I'm a grub. I spent hours doing yard work. First I went to the old house where my son lives and proceeded to clean brush off the biggest two of my five perennial flower beds. I also graded off a burm I'd made a couple of years ago that the kids teasingly called "the body"... as in, "Mom, aren't you supposed to bury your enemies in the BACK yard?". My son never liked it, and the flowers hadn't really gotten established on it yet, so I graded it off and now he's happy. Keeps threatening to mow off the flower beds as he and his girlfriend aren't garden people, but I keep telling him to leave them alone so I can move flowers to the new house and gradually they'll go away...
So, the new bride calls me last night and tells me she got a job. Guess where? A nationally known pet supply store! This is soooo appropriate if you knew my daughter. This is the lovely little redhead that at 4 years old walked up to the front door and said, "See what I found, Mommy?" with a dead bull snake wrapped around her sweet little neck. This is the one who had every animal known to man that her father would allow (no horse, thank goodness!). We had a lovely parakeet that she tried cleaning the cage outdoors - you can imagine. That was a short-lived project. We had fish, gerbils, mice, birds, dogs, cats, bunnies, a pig we found (yes, a plain old farm-grown pig). You name it, we probably had it. We figured she of all the kids would end up the veterinarian.

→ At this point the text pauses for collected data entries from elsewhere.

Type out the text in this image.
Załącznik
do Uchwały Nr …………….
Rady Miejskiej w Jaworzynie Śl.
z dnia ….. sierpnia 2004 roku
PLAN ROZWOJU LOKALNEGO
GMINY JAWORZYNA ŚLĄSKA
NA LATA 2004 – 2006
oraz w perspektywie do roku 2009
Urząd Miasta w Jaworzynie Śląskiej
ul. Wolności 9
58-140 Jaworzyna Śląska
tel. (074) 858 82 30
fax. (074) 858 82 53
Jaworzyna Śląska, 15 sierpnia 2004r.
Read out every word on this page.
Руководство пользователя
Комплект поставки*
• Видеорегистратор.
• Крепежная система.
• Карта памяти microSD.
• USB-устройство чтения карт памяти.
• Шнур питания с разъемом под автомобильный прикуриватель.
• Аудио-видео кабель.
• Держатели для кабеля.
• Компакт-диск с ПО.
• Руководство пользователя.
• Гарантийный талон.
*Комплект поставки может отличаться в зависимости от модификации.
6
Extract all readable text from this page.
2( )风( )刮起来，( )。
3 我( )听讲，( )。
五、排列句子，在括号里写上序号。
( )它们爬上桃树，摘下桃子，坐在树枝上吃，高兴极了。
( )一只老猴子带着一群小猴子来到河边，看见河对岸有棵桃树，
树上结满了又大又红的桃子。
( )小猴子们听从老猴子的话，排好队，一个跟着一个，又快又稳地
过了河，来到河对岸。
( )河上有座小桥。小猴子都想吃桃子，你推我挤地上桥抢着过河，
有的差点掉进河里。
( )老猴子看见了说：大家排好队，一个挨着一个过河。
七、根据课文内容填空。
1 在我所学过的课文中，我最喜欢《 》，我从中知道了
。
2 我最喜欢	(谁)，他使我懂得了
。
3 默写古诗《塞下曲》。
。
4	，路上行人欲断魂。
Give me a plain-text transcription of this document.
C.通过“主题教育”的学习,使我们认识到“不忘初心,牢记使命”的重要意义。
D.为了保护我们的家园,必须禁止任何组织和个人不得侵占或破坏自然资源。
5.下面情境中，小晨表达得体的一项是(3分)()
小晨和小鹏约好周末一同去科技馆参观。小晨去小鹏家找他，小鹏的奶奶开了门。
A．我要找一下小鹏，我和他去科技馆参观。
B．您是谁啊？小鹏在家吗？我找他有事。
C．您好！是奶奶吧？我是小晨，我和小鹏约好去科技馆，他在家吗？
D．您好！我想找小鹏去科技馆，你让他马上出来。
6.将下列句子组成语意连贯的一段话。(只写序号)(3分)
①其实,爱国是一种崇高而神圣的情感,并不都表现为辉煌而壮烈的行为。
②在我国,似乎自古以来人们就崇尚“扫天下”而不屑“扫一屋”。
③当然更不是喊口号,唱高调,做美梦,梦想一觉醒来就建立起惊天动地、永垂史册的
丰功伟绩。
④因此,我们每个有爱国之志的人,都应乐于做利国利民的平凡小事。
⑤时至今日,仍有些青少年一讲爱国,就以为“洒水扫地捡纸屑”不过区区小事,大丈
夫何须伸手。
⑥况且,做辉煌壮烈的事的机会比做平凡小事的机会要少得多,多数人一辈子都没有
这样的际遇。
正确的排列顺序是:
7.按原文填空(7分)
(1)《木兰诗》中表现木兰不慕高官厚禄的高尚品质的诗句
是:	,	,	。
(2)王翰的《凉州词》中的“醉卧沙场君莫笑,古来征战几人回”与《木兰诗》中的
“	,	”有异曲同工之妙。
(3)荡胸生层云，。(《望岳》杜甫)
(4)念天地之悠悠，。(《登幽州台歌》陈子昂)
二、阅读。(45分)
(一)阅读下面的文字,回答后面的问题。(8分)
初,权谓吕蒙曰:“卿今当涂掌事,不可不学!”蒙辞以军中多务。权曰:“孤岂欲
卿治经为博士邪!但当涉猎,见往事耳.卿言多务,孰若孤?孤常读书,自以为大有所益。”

I've been MIA for a couple of days. I've had a migraine. These, for those of you who have never had the pleasure, are extremely painful and do nothing for your activity levels. If you have a migraine, you wish you could cut off your head just to have relief. You want complete darkness, complete silence, and woe to the spouse who jiggles the bed in any way, shape or form.
I'm sickening, I know, but I just love my critters. I have four house cats, a beagle that lives in a kennel in the garage - where he can get out and run in the yard - and two 6-month-old shih tzu puppies. They are brother and sister. Frank was only supposed to be about 10-12 lbs. He weighed in this morning at 19.6! We decided someone forgot to tell Frank he was supposed to be a shih tzu, not a St. Bernard. Frieda is supposed to be my tiny pup and she is only supposed to be about 6 lbs. She weighed in at 9.5. So much for what they were supposed to be!
I'm just having a good day. The newlyweds came on Friday night and we've been spending 'catch-up' time together. We've looked at the wedding pictures that we'd taken spontaniously, all the honeymoon pictures, and the pictures of their apartment - so I can now see in my mind where they'll be.
It's April 1st. So far the fickle finger of fate has not decided to point at me. This is a good thing.